- Classification: Protestant
- Orientation: Wesleyan-Holiness, Pietist, Evangelical
- Polity: Connexionalism
- Leader: Rev. Wesley James Hoggard
- Region: Michigan, worldwide missions
- Origin: 1893 Marine City, Michigan
- Separated from: Wesleyan Methodist Church
- Congregations: 4
- Members: ca. 200
- Ministers: 8

= Church of Daniel's Band =

American Christian church

The Church of Daniel's Band is a Wesleyan-Holiness Christian church originally organized in imitation of the early Methodist class meetings at Marine City, Michigan. The church has four congregations in the U.S. state of Michigan.

==Background==

The Church of Daniel's Band was founded in 1893 by former members of the Wesleyan Methodist Church. The main premise of the break was the doctrine of divine healing.

In the year of its foundation, it had four to five congregations with anywhere between 120 and 217 members and eight ministers.

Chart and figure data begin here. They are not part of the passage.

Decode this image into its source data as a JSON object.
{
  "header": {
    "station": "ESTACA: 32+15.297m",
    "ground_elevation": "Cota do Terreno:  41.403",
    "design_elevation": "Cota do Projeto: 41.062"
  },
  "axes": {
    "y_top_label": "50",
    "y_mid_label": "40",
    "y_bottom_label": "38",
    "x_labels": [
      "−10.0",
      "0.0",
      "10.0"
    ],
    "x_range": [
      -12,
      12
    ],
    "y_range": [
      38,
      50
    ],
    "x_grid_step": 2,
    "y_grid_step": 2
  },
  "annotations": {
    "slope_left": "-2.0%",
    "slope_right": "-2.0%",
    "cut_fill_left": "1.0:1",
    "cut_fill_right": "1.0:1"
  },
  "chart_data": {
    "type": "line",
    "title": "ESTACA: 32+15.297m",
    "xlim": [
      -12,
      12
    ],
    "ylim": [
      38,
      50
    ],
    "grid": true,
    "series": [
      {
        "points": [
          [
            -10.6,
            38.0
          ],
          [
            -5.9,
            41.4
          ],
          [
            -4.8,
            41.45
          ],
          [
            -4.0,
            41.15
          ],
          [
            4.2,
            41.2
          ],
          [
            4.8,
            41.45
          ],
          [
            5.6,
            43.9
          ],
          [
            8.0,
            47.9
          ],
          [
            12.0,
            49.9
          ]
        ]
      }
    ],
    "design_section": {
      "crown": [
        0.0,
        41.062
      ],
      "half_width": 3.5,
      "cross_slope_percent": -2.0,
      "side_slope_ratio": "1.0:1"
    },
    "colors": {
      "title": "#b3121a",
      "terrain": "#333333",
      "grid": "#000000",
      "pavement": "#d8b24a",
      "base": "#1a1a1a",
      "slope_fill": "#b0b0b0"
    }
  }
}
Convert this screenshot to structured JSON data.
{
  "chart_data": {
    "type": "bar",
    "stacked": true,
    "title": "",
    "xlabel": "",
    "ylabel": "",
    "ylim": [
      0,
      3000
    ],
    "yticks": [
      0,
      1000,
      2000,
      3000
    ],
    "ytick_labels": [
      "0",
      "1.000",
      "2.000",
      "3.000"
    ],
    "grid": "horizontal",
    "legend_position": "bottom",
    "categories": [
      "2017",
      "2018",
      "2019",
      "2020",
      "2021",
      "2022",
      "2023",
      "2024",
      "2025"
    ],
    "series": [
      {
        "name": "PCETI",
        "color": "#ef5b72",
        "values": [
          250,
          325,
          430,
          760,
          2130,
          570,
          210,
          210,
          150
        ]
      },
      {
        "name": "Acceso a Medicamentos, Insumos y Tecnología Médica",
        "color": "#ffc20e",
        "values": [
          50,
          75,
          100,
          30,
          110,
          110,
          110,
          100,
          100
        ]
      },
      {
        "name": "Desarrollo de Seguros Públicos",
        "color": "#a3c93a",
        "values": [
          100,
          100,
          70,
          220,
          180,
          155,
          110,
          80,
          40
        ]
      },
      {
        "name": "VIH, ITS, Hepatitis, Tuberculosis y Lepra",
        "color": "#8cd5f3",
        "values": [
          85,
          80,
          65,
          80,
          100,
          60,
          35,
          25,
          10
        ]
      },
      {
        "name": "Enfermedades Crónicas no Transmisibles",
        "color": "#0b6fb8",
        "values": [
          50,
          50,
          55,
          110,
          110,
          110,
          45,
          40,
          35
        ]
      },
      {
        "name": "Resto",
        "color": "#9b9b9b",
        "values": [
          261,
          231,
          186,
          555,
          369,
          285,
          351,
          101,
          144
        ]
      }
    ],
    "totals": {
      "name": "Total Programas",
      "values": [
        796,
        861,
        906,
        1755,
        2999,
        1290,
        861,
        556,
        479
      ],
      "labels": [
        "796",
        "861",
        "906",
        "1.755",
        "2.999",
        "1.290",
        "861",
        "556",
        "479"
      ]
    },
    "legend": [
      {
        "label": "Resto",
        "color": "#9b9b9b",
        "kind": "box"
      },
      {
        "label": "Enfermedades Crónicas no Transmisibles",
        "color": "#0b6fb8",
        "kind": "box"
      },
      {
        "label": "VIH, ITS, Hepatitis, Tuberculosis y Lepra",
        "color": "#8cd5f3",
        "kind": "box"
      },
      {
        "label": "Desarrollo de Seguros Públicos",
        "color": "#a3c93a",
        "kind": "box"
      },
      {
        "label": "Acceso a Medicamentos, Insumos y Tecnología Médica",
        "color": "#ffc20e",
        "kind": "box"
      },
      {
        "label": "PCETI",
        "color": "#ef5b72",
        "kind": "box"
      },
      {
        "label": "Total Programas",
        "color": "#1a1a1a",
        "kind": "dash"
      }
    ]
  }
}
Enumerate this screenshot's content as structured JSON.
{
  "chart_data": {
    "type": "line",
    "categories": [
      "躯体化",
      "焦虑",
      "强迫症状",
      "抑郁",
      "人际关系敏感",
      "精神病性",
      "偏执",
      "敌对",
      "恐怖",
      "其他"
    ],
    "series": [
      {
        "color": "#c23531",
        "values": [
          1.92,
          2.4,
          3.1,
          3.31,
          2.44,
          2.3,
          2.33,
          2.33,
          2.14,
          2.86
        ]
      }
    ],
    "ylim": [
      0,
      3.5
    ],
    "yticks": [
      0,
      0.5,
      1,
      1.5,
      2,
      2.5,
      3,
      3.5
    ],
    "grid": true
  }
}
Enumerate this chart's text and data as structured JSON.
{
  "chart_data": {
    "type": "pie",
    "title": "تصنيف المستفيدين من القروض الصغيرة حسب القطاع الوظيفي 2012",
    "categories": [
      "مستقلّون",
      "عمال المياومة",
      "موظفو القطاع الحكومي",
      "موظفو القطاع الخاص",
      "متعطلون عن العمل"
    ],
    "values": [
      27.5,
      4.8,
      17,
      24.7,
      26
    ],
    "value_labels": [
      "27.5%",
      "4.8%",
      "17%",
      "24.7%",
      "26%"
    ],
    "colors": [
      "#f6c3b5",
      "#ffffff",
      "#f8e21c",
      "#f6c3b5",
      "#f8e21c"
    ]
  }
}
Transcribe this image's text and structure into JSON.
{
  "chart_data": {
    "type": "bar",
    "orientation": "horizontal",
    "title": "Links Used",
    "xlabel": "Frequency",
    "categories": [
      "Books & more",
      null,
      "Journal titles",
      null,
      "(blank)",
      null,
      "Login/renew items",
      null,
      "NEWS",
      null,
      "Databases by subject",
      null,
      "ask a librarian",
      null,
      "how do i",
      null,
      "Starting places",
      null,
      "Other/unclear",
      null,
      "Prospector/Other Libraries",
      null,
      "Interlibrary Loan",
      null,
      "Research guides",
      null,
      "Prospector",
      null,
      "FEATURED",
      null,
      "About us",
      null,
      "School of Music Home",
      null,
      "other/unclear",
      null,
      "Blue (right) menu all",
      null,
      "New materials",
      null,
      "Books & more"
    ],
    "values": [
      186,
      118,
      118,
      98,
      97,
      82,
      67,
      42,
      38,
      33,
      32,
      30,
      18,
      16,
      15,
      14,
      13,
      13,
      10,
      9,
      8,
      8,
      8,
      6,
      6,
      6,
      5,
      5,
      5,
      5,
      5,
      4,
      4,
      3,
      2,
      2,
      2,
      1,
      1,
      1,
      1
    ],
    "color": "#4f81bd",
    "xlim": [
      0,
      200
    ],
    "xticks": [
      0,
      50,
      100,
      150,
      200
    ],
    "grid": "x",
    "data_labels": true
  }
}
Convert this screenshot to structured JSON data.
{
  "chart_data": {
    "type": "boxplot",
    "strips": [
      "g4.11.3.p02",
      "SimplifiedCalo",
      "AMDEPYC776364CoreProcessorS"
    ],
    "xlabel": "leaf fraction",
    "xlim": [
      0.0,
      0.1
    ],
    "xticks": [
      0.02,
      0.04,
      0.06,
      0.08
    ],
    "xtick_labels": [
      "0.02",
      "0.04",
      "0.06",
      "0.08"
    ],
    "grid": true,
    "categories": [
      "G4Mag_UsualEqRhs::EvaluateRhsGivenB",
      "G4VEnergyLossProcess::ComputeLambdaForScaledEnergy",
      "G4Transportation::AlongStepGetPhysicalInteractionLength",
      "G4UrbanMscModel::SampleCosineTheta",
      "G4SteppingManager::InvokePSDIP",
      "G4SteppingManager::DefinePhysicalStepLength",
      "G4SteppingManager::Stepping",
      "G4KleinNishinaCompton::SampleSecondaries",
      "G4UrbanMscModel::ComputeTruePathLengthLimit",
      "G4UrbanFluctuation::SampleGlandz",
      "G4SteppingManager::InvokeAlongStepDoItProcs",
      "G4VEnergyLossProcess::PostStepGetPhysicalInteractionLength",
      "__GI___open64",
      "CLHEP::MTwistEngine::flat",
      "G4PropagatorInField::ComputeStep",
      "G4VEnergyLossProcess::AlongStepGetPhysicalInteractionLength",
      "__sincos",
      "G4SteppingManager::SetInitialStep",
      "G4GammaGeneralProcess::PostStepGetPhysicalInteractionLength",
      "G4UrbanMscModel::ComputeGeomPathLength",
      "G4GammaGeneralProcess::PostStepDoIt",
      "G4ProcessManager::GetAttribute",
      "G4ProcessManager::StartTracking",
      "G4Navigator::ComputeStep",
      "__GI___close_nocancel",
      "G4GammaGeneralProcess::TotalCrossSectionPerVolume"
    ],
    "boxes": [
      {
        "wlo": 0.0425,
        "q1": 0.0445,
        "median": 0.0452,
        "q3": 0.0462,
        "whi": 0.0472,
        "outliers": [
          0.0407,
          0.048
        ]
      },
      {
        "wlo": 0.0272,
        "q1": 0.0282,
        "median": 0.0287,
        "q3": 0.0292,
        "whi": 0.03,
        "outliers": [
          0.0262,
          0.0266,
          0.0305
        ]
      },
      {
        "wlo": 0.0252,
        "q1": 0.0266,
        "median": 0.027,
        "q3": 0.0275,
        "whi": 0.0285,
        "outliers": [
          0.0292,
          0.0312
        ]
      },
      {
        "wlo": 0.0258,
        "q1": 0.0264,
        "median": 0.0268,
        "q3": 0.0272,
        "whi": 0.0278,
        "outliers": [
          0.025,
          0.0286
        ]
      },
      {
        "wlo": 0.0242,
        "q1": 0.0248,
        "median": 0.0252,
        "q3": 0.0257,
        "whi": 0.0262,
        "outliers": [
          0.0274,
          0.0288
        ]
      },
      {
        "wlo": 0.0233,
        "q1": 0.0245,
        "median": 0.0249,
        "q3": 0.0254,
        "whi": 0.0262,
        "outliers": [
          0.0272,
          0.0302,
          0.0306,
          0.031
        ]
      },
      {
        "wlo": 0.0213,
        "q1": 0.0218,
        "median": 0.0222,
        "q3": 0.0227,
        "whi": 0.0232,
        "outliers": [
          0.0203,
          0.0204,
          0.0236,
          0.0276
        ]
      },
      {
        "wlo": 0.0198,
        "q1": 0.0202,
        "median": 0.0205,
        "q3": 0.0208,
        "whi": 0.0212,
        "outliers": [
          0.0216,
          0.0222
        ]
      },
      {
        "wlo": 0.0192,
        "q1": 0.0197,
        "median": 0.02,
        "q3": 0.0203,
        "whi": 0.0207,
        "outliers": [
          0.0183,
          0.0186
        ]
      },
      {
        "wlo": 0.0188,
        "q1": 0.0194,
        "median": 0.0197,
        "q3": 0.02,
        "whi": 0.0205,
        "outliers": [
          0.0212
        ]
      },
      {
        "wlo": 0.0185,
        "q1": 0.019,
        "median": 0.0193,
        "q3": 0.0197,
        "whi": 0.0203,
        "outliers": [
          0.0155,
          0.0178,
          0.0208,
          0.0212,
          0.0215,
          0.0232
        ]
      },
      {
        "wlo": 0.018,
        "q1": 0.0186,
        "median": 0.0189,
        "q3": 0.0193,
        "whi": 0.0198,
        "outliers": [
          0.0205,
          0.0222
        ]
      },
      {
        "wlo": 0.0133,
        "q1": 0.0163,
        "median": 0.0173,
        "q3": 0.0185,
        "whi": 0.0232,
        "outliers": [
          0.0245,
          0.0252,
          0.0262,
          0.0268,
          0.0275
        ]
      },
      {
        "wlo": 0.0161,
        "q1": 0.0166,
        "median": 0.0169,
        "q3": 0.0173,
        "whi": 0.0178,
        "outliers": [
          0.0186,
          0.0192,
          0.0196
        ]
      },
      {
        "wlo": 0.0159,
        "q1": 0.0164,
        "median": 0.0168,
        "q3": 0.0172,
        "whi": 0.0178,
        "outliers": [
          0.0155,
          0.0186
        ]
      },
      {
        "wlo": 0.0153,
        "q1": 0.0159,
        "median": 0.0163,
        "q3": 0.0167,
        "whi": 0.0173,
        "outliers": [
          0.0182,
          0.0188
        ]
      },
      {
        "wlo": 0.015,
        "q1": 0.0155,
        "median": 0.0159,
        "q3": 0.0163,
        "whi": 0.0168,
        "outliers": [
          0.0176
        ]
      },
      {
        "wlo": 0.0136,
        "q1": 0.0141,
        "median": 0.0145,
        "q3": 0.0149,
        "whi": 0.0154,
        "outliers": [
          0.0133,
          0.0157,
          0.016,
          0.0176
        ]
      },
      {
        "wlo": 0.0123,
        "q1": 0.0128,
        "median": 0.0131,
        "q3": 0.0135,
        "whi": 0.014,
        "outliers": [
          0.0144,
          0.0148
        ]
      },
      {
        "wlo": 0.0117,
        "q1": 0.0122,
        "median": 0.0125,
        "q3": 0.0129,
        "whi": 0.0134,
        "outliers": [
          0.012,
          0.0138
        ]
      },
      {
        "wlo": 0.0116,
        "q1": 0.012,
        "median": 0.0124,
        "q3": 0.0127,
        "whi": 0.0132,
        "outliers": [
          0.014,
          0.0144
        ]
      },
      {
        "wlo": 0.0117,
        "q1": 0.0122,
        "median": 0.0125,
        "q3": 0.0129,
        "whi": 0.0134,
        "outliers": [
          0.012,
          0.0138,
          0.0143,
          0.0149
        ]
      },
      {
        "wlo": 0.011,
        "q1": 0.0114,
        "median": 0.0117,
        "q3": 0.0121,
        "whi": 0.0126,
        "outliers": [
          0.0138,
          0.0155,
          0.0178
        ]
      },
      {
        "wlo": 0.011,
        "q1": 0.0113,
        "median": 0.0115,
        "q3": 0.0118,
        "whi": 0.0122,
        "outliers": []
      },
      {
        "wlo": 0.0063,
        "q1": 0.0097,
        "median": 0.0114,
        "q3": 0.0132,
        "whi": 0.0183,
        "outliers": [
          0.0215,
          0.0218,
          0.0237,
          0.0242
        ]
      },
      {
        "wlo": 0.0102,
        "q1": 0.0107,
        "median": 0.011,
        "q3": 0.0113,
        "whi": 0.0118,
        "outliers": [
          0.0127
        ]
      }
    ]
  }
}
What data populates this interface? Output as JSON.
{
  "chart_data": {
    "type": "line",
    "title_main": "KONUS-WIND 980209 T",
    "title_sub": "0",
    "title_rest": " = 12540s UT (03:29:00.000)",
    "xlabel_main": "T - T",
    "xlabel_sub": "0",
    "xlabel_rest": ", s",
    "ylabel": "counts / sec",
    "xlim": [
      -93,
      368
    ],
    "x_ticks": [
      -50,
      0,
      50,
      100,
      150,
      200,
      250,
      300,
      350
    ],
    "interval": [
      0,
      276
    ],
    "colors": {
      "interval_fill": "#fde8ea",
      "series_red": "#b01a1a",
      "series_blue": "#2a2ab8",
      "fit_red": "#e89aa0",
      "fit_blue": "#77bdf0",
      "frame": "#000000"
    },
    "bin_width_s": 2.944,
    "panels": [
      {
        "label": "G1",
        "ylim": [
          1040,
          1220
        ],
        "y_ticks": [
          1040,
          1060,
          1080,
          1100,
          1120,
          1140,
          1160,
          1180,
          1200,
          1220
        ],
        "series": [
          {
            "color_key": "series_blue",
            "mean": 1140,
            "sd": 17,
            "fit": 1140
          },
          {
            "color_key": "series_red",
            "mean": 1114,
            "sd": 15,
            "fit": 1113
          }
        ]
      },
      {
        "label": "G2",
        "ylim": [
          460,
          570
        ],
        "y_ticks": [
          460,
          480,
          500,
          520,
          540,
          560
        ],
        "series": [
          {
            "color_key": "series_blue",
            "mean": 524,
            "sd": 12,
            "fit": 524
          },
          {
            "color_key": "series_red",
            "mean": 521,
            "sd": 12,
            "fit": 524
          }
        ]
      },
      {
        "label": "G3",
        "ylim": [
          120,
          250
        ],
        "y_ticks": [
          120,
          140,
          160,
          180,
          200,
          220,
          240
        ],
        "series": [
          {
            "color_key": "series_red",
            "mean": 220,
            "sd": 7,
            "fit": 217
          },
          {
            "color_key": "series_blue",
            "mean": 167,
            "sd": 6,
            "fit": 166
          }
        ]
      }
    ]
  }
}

The name of the church was chosen based on the title of a sermon delivered by Charles Spurgeon, at the Metropolitan Tabernacle in Newington, London, on August 3, 1890. The sermon, titled "Daniel's Band," related the story of Daniel in the Old Testament. In that sermon, he exhorted his listeners, "The Lord preserved Daniel, and he will preserve you, dear friend, if you belong to 'Daniel's Band.' The church is also called a "band" as a reference to 1800s Wesleyan revival class meetings referred to as "bands" and "societies."

Its doctrines and polity are based on Methodism, though it prefers to be a "non-denominational Christian church." It stresses evangelism, perfectionism, fellowship, religious freedom, and asceticism.

It has historically been a small body, although it did experience a period of growth in the late 1910s and early 1920s. During that time, it grew from four local churches with 129 members to six local churches with 393 members in several states and provinces throughout the U.S. and Canada. Between 1950 and 1951, it again experienced a period of growth, going from 121 members to 200 members. In 2007, reports indicated it had between one and four employees.

All four of the church's congregations are in the state of Michigan. It is registered in Midland, Michigan, with additional congregations in Beaverton, Linwood, and Gladwin.

The Church of Daniel's Band's Campground in Beaverton hosts a week of services and fellowship each August.